Shingo Tokihiroのおしゃれ旅情

第二十九回
2005年のクリスマスに、新しい始まりに

 今年のクリスマス、東京は晴れています。東京以外は大雪の被害を報じています。温暖化とは、冬はさらに寒く、夏は異常に暑くなることを繰り返してすすんでいくのだとか。ならば、確かに温暖化現象を体感するこの冬です。それは【世界】を意識せざるを得ない時代に入ってきたことでもあるのです。

半世紀の明るさと軽み

 10月23日で、50歳になりました。それを記念してちょっとした集まりとか、何かしようと計画していたのに、仕事がドド―ッと入ってきて押し流されていきました。50代にのったら心が定まってとても精神的に軽くなったことを覚えています。昨年の誕生日は新潟で仕事のスタッフと、今年は22日、京都・青蓮院でのイベントを終え、宿泊した友人宅で迎えたのでした。話に興じているうちに時間は夜を渡り23日を迎え、それならばと景徳鎮の小さな杯にイタリア渡りの葡萄酒で乾杯。神無月は私を美の神とともに生きる覚悟と歓びを与えた月でもあったのです。前半は山口は宇部と萩、出雲、斐川、新見と神有月の国を巡りながら、後半は京都で光の梵字を御本尊の御開帳に合わせた同院でのイベント。開始は夜、庭園には光のコラボレーションが繰り広げられていています。誰でも自由につける梵鐘があり、何故か打ってみたくなり、40代最後の精算も込めて打ったのです。すると、カラリと外れた気がしたのです。それから、どうなったわけでもありませんが、この感覚は私が結婚式で、祝福を受け聖水を浴びたときに受けた感覚と同じなのでした。

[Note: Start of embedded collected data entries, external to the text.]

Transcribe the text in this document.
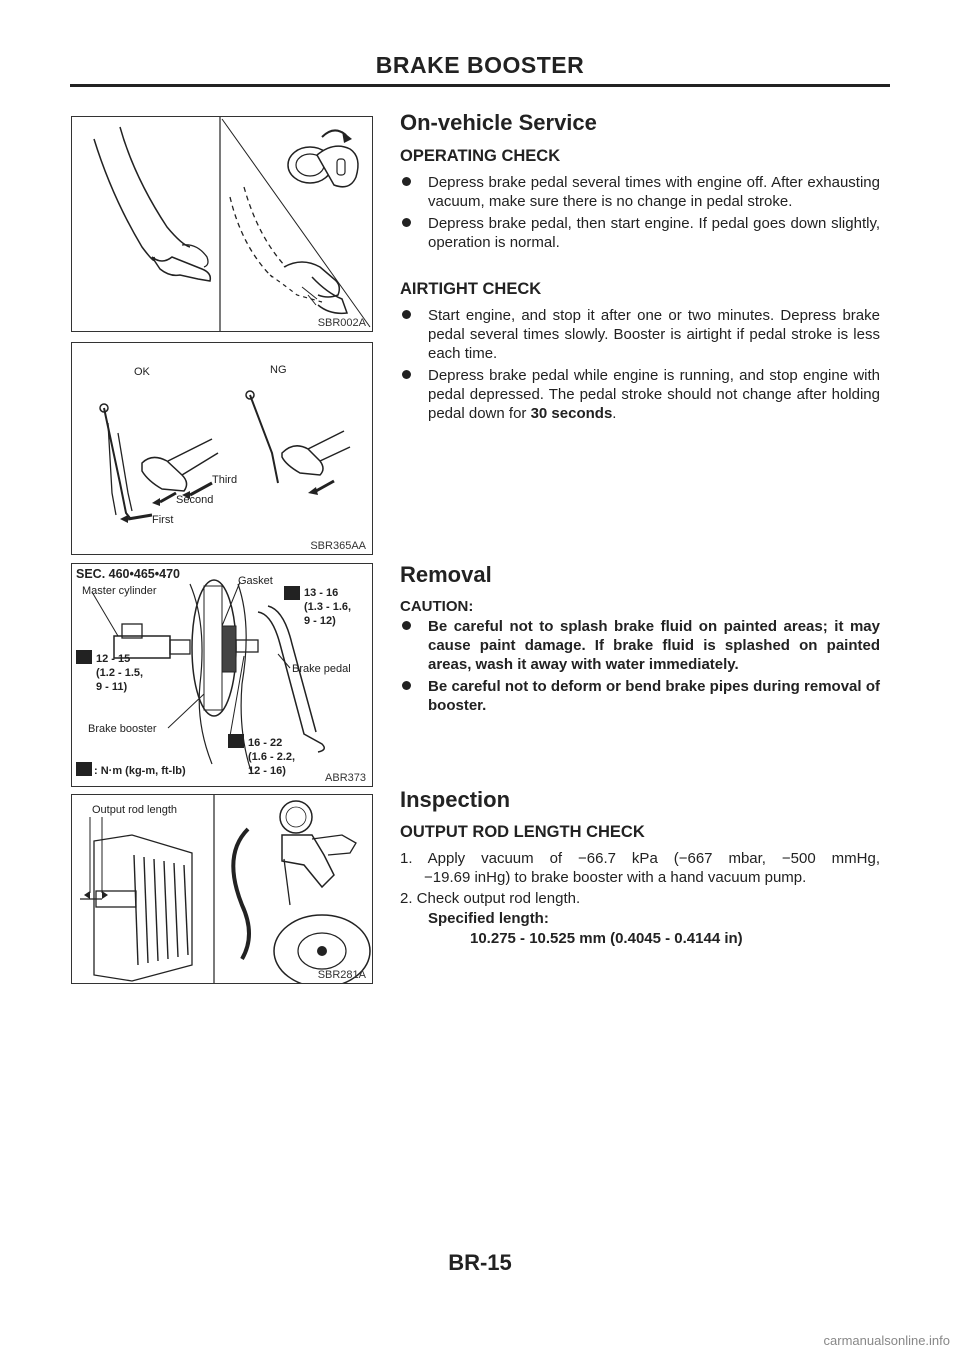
BRAKE BOOSTER
SBR002A
OK	NG
Third
Second
First
SBR365AA
SEC. 460•465•470
Master cylinder
Gasket
13 - 16
(1.3 - 1.6,
9 - 12)
Brake pedal
12 - 15
(1.2 - 1.5,
9 - 11)
Brake booster
16 - 22
(1.6 - 2.2,
12 - 16)
: N·m (kg-m, ft-lb)
ABR373
Output rod length
SBR281A
On-vehicle Service
OPERATING CHECK
Depress brake pedal several times with engine off. After exhausting vacuum, make sure there is no change in pedal stroke.
Depress brake pedal, then start engine. If pedal goes down slightly, operation is normal.
AIRTIGHT CHECK
Start engine, and stop it after one or two minutes. Depress brake pedal several times slowly. Booster is airtight if pedal stroke is less each time.
Depress brake pedal while engine is running, and stop engine with pedal depressed. The pedal stroke should not change after holding pedal down for 30 seconds.
Removal
CAUTION:
Be careful not to splash brake fluid on painted areas; it may cause paint damage. If brake fluid is splashed on painted areas, wash it away with water immediately.
Be careful not to deform or bend brake pipes during removal of booster.
Inspection
OUTPUT ROD LENGTH CHECK
1. Apply vacuum of −66.7 kPa (−667 mbar, −500 mmHg,
−19.69 inHg) to brake booster with a hand vacuum pump.
2. Check output rod length.
Specified length:
10.275 - 10.525 mm (0.4045 - 0.4144 in)
BR-15
carmanualsonline.info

まるで、鎧が、或いはカブトムシのあの甲冑が背中から外れ、フーッと明るみ出ていく感じ。ああ私は新しい時代に入ったと実感したのです。衣裳デザインが天職であると素直に認めることをできる段階に入りました。それは、私一人ではない多くの人々や自然たちと創っていく美の世界。美の女神に公認されていく世界を目指していく道。私はもっと澄んだ心をもちたいと願う。悲しみを知り、喜びと、希望をもち、怒りも醜さも理解しながら、悩む弱さと失敗も受け入れながら、全てを美に転換していくことを許されて、50年の年月を生きることを許された自分という存在を自分のものと思わず、何かの為に存在するものとして歩みたい。衣装のデザインや、打ち合わせ、仮縫い、イベントの構想等々で追い立てられる時間の中で、心の深い所から湧き上がってくる強い《意志》でした。

リリック(東京)

光の反射板としてプリズムの心

 新しい年がそこにやってきます。ある友人は「歳なんて人間が勝手につけたもの。太陽暦は西洋人が決めたもの。だから、新年も何も気にしない、関係ない.。」と言ってましたっけ。また、別の友人は「太陰暦って霊界の暦なんですって」なんてことをいう。私のバリエーションに溢れた友人達。大切な宝物。50歳を迎えてから自分の中で確かに一つの段階に上がったと感じてきたのは、やってくる仕事のスケールと内容、自分自身のデザインする際の自然さから。運命に始まる(わからない)事柄たちにも、ある数的公式みたいなものがあるのだろうか。明日を知れない私たちなのに、将来の計画をたてたりする。

 夢を見ました。

 現在のある理論ではこの宇宙はビッグバンで始まり、今もこの宇宙は膨張し続けているそうです。そして、いつかその膨張が終った時に、今度は収縮が始まるのだと。一点に向かって。無に向かって。人々は自分の個人的な幸せ、不幸せに涙してこの星で生きている。その夢は収縮の途上で人類の存在が失われていく時の人々の夢でした。宇宙そのものが消えてゆくという現実を前に、人々は逃げ惑うこともできず、この世界に誕生したことを怨むのだろうか。その時に初めて、すべて人々が生命の意味を探すことになるのでしょう。そして、何が一番貴いものであるかを知るのかもしれません。闇が星たちを消していく中で、限りある時間を気高く生きようと生まれたばかりの、やがて、無の中に共に消えてゆく運命のわが子に微笑む母親、津波に襲われるように大声を上げながら消えてゆく人々を眺めながら、私は声を上げて泣いているのでした。

 地球の歴史を見ただけでも滅び去ったものが、どれだけ多いでしょう。私たちの思いが、地球規模でなく宇宙をさえ意識していくならば、その運命を思うならば、平和は必ず実現すると信じている時広です。私の好きな中空一さんのフレーズ「人間は必ず幸せになる運命にあるのです」。デザイナーとして私は唯美主義を武器として、新しい年の扉を開けていこうと思います。厚い扉の向こうから、早くも囁きと叫びが聞こえてきています。